For a year he visits the grave each month; then a chance incident changes his life. At the cemetery on a gray autumn afternoon, he notices another man visiting a nearby fresh grave. The man is middle-aged and clearly in mourning. That day Marcher is at a low point and feels that he would be quite content to die, stretched out on May’s tombstone. When the other man leaves the grave he has been visiting he passes by Marcher. Marcher knows immediately that the man is grieving deeply, and the man looks directly into Marcher’s eyes “with an expression like the cut of a blade.” Marcher is struck by the rawness of the man’s grief, which is etched in his face, and the contrast that makes with his own composed appearance. He suddenly realizes that the other man has passion, and that he himself has never known such depths: “No passion had ever touched him.” He realizes, having observed this stranger, that this was the way a woman should be mourned, “when she had been loved for herself.” He also knows that this was not the way he had loved May. He realizes the emptiness of his past life as well as his present one. He also realizes that May herself was what he had missed. This was the “beast in the jungle,” the long-awaited thing that had happened to him; he had failed to love her for herself, and so he had become a man to whom nothing at all was going to happen. He had loved her only because of what she could do for him, never for herself only, whereas she had loved him for himself. He remembers back to that day in April when she had told him it was not too late, and how he had failed to understand what she was saying. That was the moment when the “beast” sprung. As he realizes the extent of his total failure, he moans, especially remembering that May had prayed that he might never know. He tries to feel the pain of it all, since at least that would show he was still alive. But he still finds the truth almost impossible to face, and in torment he flings himself face down on May’s tomb.

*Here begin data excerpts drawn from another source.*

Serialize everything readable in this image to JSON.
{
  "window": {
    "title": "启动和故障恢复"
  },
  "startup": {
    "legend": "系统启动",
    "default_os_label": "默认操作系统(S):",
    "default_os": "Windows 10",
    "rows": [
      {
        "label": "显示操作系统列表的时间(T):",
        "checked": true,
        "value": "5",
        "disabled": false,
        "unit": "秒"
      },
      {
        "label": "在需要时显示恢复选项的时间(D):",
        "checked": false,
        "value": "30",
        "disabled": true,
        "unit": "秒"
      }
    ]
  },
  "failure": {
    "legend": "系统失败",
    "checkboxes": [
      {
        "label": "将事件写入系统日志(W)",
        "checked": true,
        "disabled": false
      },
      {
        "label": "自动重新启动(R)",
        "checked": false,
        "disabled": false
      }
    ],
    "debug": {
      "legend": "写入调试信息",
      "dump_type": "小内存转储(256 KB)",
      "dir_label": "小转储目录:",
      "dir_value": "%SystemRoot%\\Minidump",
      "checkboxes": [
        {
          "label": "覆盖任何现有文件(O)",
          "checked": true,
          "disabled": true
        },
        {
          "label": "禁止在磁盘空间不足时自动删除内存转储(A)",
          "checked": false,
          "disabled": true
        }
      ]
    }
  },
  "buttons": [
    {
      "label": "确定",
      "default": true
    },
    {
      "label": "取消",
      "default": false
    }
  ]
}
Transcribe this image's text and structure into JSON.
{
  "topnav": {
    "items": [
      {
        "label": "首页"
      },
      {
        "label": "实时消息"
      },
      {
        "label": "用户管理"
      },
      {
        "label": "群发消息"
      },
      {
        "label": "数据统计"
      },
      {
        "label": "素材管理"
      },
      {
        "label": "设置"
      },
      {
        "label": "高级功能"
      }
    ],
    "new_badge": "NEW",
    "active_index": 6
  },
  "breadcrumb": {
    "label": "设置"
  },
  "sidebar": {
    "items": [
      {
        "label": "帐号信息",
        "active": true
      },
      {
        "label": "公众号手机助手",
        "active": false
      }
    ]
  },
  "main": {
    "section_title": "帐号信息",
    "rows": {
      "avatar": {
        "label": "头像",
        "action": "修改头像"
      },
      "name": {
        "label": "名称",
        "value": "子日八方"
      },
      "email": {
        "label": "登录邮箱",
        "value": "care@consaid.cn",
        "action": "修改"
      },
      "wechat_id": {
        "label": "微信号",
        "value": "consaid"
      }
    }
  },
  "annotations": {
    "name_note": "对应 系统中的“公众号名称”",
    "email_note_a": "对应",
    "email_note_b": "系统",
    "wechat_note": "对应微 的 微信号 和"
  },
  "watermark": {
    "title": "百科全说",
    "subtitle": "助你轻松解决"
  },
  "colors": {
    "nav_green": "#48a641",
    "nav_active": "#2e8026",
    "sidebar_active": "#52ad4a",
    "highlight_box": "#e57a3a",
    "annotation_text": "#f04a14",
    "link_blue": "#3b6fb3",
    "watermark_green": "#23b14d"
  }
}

Knowledge finally comes to Marcher—but it is too late. His life has passed him by while he waited for it to happen. He had a friend, May Bartram, who loved him dearly, entered into his inner world and made it her own, but he could not respond to her in similar fashion because he was too obsessed with himself, unwilling to live life in the moment, always waiting for something he was convinced would happen in the future. He was not even aware that she loved him. It took the sight of a man who knew how to suffer because he had loved with passion to wake Marcher up to the truth of his situation. He had been afraid of life and afraid to love, and therefore was not able to recognize love when it was offered to him over the course of many years. His egoism, the very selfishness he wanted so hard to avoid, blinded him to the truth.